There are some downsides to this simple approach. Firstly, it's not always that effective, and may require some fancier prompt engineering before it works well. Some AI engines are beginning to have options to explicitly send these two inputs separately in the same API request, which may improve this situation. Secondly, it's sending a lot of extra tokens to the AI engine, which are expensive to process, whether it's extra dollars in the billing statement for a commercial fee-based engine (e.g. OpenAI's API) or the hidden cost of increased load on your own GPU hosting.

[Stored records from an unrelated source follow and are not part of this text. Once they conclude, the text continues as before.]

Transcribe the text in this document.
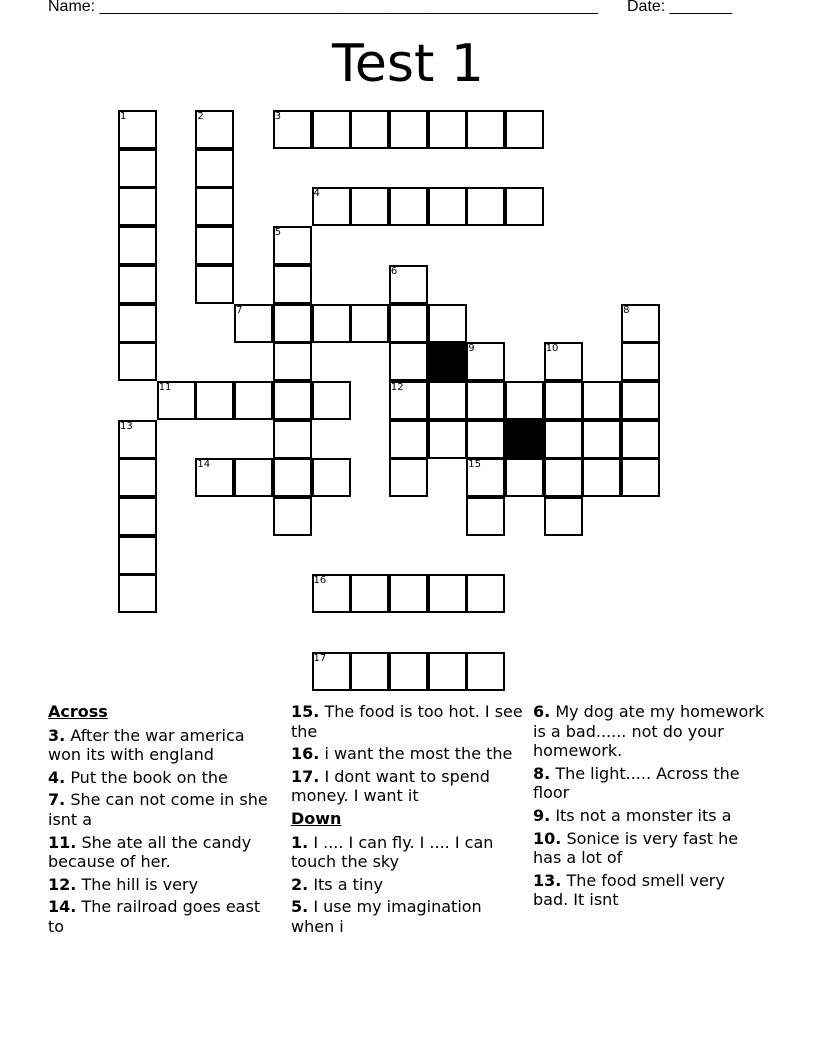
Name: ________________________________________________________ Date: _______
Test 1
1	2	3
4
5
6
7	8
9	10
11	12
13
14	15
16
17
Across
3. After the war america won its with england
4. Put the book on the
7. She can not come in she isnt a
11. She ate all the candy because of her.
12. The hill is very
14. The railroad goes east to
15. The food is too hot. I see the
16. i want the most the the
17. I dont want to spend money. I want it
Down
1. I .... I can fly. I .... I can touch the sky
2. Its a tiny
5. I use my imagination when i
6. My dog ate my homework is a bad...... not do your homework.
8. The light..... Across the floor
9. Its not a monster its a
10. Sonice is very fast he has a lot of
13. The food smell very bad. It isnt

One idea to reduce costs is to store a “summary” of the prior conversation, rather than all of it, so fewer tokens are prepended. Summarization is a whole research area in itself, and there are various approaches. For example, this could be achieved via some types of simple heuristics (e.g. just remove unimportant “stop words”) or via AI-based summarization algorithm (although that extra expense probably defeats the purpose). The research areas of “prompt compression” and “document summarization” may be relevant here.
More advanced approaches than prepending the prior conversation are possible to handle an incoming request with history. There are various ways to store and handle the “context” of a long user conversation with prompt and answer history. This area is called “conversational AI” and may require changes to your AI engine architecture.
Finally, this area is changing rapidly and the above may be outdated by the time you read this. It's a fairly obvious extension to a commercial API for the provider to track the context for you, rather than impolitely foisting that requirement onto every programmer. Admittedly, it's also not a cheap capability to add, because the API provider would need to store a huge amount of extra context data, in return for getting paid less because you'd be sending them fewer tokens. Nevertheless, I expect to see commercial APIs having this functionality soon.